THE PLAZA THEATRE under Stewart and Everett opened on August 26,1968 as a 530-seat single screen theatre with Walter Matthau and Jack Lemmon in Neil Simon’s “THE ODD COUPLE”…..basically the cinema had the same architectural design as the Parkwood Theatre in Wilson which opened the same year as this one. Was twinned in 1975 as the PLAZA CINEMA 1 & 2 with a second auditorium added on to the original auditorium with 325 seats,making the total to 855. By late-1977 or early-1978 it expanded to three screens renamed the PLAZA CINEMA 1-2-3 under Stewart and Everett where the original auditorium was carved into two sections keeping the second auditorium intact for bigger presentations adding on 340 seats making the total seating capacity of 1,195 seats. Carmike Cinemas acquired the PLAZA TRIPLE THEATRES in 1986 after it’s acquisition of Stewart and Everett.
raysson:
In case you need to make necessary corrections,let me remind you that the PLAZA THEATRE or the PLAZA CINEMA was NEVER EVER an ULTRAVISION theatre! This needs to be seriously corrected!!!
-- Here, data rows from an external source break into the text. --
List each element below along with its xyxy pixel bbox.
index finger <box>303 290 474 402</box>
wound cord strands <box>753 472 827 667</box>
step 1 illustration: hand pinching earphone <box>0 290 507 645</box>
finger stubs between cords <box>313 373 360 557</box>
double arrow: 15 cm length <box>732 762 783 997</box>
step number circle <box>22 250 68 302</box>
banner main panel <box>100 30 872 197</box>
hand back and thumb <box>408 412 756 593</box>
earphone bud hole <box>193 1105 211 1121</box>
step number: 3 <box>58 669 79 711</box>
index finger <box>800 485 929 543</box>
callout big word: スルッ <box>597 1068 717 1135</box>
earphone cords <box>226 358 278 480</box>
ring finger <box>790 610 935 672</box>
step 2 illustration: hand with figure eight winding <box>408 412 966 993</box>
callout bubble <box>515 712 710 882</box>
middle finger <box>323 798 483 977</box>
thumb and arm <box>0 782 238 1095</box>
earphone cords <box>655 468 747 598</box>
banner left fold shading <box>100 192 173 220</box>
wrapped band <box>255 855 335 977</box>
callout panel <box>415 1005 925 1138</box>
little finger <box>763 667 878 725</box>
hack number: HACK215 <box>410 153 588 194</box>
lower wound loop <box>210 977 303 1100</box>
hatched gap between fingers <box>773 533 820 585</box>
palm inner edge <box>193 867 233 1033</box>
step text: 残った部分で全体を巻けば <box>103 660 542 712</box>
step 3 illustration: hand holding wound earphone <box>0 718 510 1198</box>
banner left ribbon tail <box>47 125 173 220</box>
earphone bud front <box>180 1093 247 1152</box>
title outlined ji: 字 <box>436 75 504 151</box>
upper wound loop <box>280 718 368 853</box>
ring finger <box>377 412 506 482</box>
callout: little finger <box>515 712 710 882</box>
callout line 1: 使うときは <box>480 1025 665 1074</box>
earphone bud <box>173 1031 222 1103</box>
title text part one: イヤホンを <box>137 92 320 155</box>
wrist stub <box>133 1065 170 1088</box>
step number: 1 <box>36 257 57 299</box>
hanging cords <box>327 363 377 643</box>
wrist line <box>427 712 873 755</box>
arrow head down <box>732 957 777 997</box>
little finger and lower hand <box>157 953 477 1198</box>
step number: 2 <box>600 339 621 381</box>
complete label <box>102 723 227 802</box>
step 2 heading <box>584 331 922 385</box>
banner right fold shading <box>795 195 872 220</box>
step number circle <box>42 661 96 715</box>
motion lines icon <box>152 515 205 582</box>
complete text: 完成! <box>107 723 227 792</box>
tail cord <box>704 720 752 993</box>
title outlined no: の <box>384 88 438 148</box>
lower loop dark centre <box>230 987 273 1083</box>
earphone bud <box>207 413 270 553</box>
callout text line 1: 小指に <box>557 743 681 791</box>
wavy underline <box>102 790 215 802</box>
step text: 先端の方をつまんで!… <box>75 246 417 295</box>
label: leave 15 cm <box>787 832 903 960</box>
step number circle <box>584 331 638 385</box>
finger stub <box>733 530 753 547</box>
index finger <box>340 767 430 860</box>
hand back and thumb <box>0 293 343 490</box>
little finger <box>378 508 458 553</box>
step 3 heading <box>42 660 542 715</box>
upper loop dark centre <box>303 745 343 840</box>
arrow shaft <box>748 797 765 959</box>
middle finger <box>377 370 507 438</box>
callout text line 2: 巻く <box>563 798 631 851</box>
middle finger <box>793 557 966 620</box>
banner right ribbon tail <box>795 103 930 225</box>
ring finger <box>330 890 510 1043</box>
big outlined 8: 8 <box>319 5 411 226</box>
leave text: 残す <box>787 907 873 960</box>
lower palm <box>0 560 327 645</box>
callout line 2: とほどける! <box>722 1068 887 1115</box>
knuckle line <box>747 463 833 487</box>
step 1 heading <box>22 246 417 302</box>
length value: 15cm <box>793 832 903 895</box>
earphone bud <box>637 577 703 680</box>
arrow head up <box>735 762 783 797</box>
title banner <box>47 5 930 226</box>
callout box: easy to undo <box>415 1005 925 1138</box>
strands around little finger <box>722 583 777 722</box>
For the record….the only ULTRAVISION that was East of Raleigh was in Jacksonville for the Cardinal Theatre and just to let you know Greenville NEVER EVER had an ULTRAVISION theatre in that city!!!!
A Mellow Mushroom pizza restaurant is now located on the site of the Plaza Cinema 3 (the final name of this theater). Despite the official address of 714 Greenville Boulevard SE, it was actually located on Charles Boulevard at the entrance to the JCPenney parking lot (where Mellow Mushroom is now).